Nous nous sommes rendus à cet hôpital, mais là ils nous ont dit que l’armée américaine n’y avait transféré que deux personnes : un homme décédé qui avait déjà été emmené par sa famille et un homme qui était dans le coma mais qui, entre-temps, avait été transféré à l’hôpital Kadyma de Bagdad. Ils ignoraient leurs noms, ces personnes avaient été amenées sans la moindre donnée à leur sujet.
Je suis allé à Bagdad, à l’hôpital Kadyma. J’ai retrouvé cet homme, mais ce n’était pas Nafa. L’homme étendu ne pouvait plus remuer les jambes. J’ai demandé à un médecin : « Comment cela se fait-il ? Il a été torturé ? » Le docteur a répondu que l’homme était membre du parti Baath et il m’a prévenu : « Ne prononcez pas le mot torture ici. Ce n’est pas sans danger. »
A bout de ressources, nous nous sommes adressés au nouveau maire de Ramadi, qui nous a répondu : « Pour des explications sur les membres arrêtés du parti Baath, ce n’est pas à moi que vous devez vous adresser. »
Nous nous sommes alors rendus dans un poste militaire américain, à Ramadi. Un officier nous a dit qu’il allait nous aider. Grâce à lui, nous avons été mis en présence d’un officier supérieur. Nous lui avons expliqué de quoi il retournait, mais il nous a fait taire tout de suite en disant : « Si vous ouvrez encore la bouche, je vous fais arrêter. Nous avions des renseignements sur lui et nous l’avons fait arrêter car nous arrêtons tous les Irakiens qui entreprennent quelque chose contre nous. » Le lendemain, nous avons vu un autre officier irakien qui nous a dit que Nafa était à l’hôpital Balad et en bonne santé et qu’il nous reviendrait un de ces jours. Nous étions très heureux et nous avons attendu quelques jours de plus. Lorsque nous n’avons plus rien appris, nous sommes retournés à l’hôpital Balad. On nous a dit qu’il n’y était plus. Finalement, l’interprète de l’administration de l’Etat à Ramadi, auprès de qui nous venions presque chaque jour pour des informations, nous a avoué que Nafa était décédé le 14 juillet et que nous devions nous rendre à l’hôpital Balad. »
Les mains encore liées
Le parent : « Le 29 juillet, nous sommes donc retournés à l’hôpital de Balad.

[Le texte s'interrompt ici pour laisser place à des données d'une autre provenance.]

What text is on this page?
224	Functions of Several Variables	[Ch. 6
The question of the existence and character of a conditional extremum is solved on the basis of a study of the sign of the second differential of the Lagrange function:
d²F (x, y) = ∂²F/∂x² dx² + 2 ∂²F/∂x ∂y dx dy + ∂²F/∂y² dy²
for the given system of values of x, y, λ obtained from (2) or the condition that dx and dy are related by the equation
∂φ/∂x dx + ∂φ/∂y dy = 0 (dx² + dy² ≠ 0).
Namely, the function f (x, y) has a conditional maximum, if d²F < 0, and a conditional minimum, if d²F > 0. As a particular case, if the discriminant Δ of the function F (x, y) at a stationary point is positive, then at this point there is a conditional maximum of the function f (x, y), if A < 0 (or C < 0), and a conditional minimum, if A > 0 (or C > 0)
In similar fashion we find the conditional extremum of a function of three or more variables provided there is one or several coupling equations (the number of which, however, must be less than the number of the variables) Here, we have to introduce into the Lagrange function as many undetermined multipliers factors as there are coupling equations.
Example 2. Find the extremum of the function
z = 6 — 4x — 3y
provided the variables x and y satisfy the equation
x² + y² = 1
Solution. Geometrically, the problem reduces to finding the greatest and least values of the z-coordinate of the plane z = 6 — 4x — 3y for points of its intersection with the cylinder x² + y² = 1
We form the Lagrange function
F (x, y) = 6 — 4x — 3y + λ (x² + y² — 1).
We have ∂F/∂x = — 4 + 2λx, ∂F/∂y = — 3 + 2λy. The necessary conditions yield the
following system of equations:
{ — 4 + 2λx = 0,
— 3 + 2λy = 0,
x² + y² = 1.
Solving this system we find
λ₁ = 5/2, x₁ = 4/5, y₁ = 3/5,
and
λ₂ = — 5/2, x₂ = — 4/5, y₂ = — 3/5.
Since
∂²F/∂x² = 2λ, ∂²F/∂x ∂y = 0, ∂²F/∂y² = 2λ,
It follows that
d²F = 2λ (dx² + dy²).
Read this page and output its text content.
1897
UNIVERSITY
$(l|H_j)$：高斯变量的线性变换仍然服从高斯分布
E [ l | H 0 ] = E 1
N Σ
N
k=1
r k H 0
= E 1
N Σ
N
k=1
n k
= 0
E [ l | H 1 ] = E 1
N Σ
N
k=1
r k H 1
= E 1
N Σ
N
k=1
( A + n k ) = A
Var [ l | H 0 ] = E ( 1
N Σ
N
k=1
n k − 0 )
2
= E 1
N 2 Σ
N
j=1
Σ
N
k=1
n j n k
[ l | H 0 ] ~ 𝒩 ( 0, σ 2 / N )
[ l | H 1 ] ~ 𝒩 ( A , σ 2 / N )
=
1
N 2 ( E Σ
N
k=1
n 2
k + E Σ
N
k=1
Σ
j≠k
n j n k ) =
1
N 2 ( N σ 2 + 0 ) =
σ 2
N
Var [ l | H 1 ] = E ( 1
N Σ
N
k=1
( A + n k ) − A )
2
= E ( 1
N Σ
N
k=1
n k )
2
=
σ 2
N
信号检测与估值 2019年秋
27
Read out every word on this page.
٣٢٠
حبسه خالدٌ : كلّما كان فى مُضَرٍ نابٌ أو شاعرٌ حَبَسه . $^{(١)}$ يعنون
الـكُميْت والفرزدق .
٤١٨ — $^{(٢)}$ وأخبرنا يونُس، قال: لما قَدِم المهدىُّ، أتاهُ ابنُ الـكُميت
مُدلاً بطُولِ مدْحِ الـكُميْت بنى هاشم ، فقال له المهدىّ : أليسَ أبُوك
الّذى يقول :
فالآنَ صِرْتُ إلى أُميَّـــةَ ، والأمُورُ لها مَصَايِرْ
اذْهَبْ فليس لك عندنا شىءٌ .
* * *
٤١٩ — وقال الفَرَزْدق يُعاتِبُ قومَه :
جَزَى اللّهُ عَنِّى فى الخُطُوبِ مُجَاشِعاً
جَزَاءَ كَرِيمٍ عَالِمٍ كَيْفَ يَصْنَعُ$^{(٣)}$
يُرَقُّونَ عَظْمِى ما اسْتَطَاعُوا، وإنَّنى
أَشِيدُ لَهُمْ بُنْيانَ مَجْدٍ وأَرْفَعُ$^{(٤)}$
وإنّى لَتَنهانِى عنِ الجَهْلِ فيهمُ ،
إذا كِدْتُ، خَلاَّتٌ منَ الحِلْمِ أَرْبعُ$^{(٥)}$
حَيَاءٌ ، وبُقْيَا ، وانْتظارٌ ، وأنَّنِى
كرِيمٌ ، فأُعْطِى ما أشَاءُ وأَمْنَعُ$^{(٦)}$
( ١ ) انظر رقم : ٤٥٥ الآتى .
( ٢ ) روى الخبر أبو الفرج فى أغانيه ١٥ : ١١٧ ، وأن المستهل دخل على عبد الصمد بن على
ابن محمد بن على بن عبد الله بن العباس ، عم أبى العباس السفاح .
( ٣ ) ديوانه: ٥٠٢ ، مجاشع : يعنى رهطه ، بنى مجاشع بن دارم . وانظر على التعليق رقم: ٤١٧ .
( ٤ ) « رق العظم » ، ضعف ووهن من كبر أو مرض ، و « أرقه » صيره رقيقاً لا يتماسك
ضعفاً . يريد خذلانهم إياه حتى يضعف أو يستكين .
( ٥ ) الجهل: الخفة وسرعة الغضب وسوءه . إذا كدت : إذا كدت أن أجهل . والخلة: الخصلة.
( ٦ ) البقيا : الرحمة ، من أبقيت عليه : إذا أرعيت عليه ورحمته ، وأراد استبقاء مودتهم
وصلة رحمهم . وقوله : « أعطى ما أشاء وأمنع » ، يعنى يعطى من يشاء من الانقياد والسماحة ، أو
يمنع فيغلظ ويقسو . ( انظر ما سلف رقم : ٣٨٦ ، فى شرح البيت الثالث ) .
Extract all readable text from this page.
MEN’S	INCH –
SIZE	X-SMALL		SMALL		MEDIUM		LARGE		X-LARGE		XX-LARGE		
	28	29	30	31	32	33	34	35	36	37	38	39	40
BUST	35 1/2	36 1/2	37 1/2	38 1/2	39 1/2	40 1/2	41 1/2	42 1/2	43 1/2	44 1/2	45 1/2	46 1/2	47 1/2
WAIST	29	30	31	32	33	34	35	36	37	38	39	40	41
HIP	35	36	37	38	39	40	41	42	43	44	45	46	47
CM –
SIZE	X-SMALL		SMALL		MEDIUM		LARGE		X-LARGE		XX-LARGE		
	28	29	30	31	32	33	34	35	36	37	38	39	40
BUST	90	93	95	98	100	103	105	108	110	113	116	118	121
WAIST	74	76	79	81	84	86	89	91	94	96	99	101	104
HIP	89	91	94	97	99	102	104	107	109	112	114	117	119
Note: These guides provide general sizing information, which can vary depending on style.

Nous avons demandé si nous pouvions regarder dans les frigos de la morgue. Ils ont dit : « Au frigo, il n’y a qu’un homme que les Américains nous ont amené. Il a environ 50 ans. »Le frigo contenait un sac mortuaire. Quand nous l’avons ouvert, une puanteur insupportable s’en est dégagée. Nous avons reconnu le visage de Nafa Kalaf Kadban. Son corps était tout gonflé et ses mains étaient encore liées. Un tube respirateur lui sortait de la bouche. Son corps était plein de trous, et tout couvert de sang. Nous sommes restés sans voix quelques minutes. Le frère de Nafa est devenu hystérique et ne cessait de hurler : « Qui l’a battu ? Qui l’a battu ? » Après cela, nous avons eu toutes les peines du monde à obtenir un formulaire de décès. L’acte ne mentionne que « une blessure traumatique à la nuque ». Nous n’avons pu poser aucune question, ni faire aucune photo.
Conclusion de tout ce calvaire : Nafa a vraisemblablement été transféré dans un hôpital sous contrôle américain et il y est décédé. Ils n’ont même pas pris la peine de lui ôter le tube respirateur de la bouche, de lui détacher les mains et de mettre le corps dans un cerceuil. Le corps a été littéralement largué à l’hôpital Balad, sans la moindre donnée identitaire. L’armée américaine n’a guère de respect pour les vivants et elle n’en a pas plus pour les morts, me disais-je sur le chemin du retour vers Bagdad.